Contemporary Art Commissions
On The Art Wall in the Olympic Tower atrium at 645 Fifth Avenue, the Onassis Cultural Center NY will present a commissioned video work by artist Maria Zervos titled My Half of the Sky, My Half of the Earth. The installation work combines images shot in the landscape of Mount Olympus with texts in which Zervos brings one of her own poems into dialogue with a work by the Hellenistic poet Telesilla. Exploring the ways in which modern people grapple with ancient ideals of perfection and immortality, My Half of the Sky, My Half of the Earth also provides a female counterweight to the power of Olympian Zeus in the gallery exhibition.

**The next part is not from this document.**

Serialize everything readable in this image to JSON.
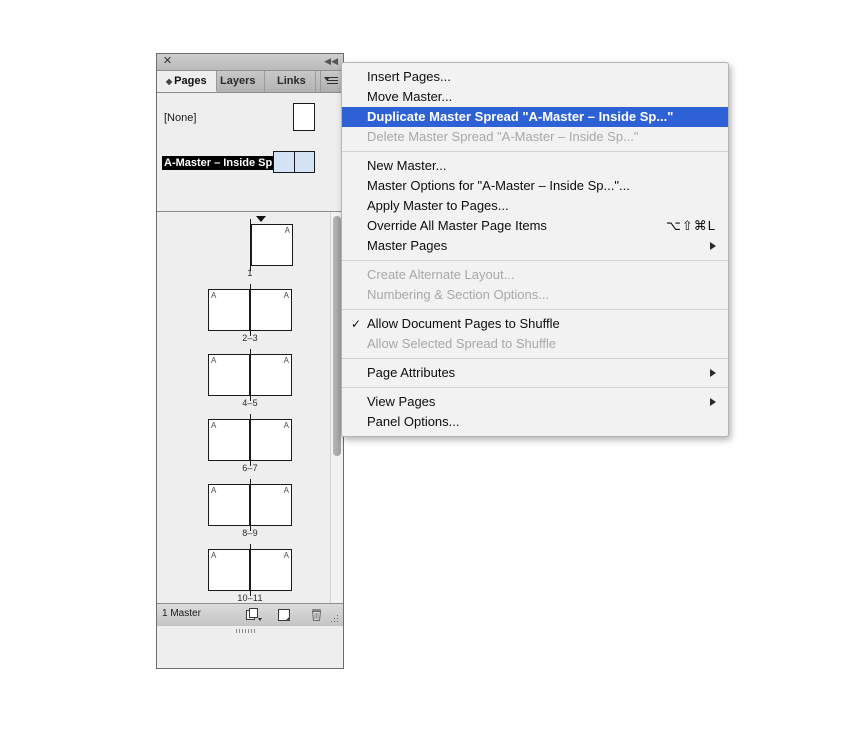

Throughout the spring season, the Onassis Cultural Center NY will also present two new sound installations specially commissioned from artist Kostas Ioannidis. Within the foyer of the gallery, the work In memory of, memory of, memory of reflects on how we put layers of meaning onto the past, using texts about the love of the nymph Echo for Narcissus by poets from Ovid to Yeats as translated into the extraordinary, centuries-old “language of the mountains”—a repertoire of whistles, still in use by mountain people, with a fully developed vocabulary. In the exhibition itself, O rocky voice, shall we in that great night rejoice? will frame the artifacts of the Dion exhibition with the natural soundscape of the mountain, while simulating a voyage through time and space that is inspired in part by W.B. Yeats’s poem “The Man and the Echo.”